Organisiert hatte den Kursus, der am Mittwoch, 22. April, in Räumen des Deutschen Roten Kreuzes stattfand, das Behindertenreferat der Stadt Recklinghausen in Kooperation mit dem DRK.
Um sich selbst und anderen in Notsituationen helfen zu können, vermittelte Markus Pohl den Teilnehmer*innen theoretisches Grundwissen über Unfallverhütung sowie richtiges Verhalten in Notsituationen – beginnend mit dem Absetzen eines Notrufes. In praktischen Übungen wurden Handgriffe zur Ersten Hilfe geübt – von der stabilen Seitenlage bis zur Herzdruckmassage.
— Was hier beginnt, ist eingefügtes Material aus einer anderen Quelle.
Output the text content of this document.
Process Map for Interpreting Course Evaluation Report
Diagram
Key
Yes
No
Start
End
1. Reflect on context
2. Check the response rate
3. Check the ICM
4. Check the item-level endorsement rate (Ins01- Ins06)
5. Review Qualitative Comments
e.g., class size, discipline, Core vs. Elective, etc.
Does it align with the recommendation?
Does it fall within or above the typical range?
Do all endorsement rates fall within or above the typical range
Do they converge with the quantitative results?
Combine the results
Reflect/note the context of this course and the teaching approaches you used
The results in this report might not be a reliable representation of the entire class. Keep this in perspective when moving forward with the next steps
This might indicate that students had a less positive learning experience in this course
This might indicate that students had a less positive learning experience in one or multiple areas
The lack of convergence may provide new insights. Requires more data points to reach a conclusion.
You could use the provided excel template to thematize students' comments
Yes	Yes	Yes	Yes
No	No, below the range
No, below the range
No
Das Interesse am Kursus war groß. Das Angebot war schnell ausgebucht. „Bislang waren Menschen mit Behinderung von Erste-Hilfe-Kursen ausgeschlossen“, sagt Barbara Ehnert, städtische Referentin für Behindertenangelegenheiten. „Diese Lücke wollen wir schließen und die Rückmeldungen der Teilnehmer*innen sind durchweg positiv.“ Der nächste inklusive Erste-Hilfe-Kursus ist für den 13. Oktober geplant. Einzelheiten werden rechtzeitig bekanntgegeben. Der Kursus dient auch als Nachweis der beruflichen Qualifikation.
Die inklusive Erste-Hilfe-Schulung war ausgerichtet an den Bedürfnissen von Menschen mit Behinderung. Für die anwesenden sieben Gehörlosen standen Gebärdendolmetscherinnen bereit. Für acht mental behinderte Teilnehmer*innen wurde die einfache Sprache verwendet.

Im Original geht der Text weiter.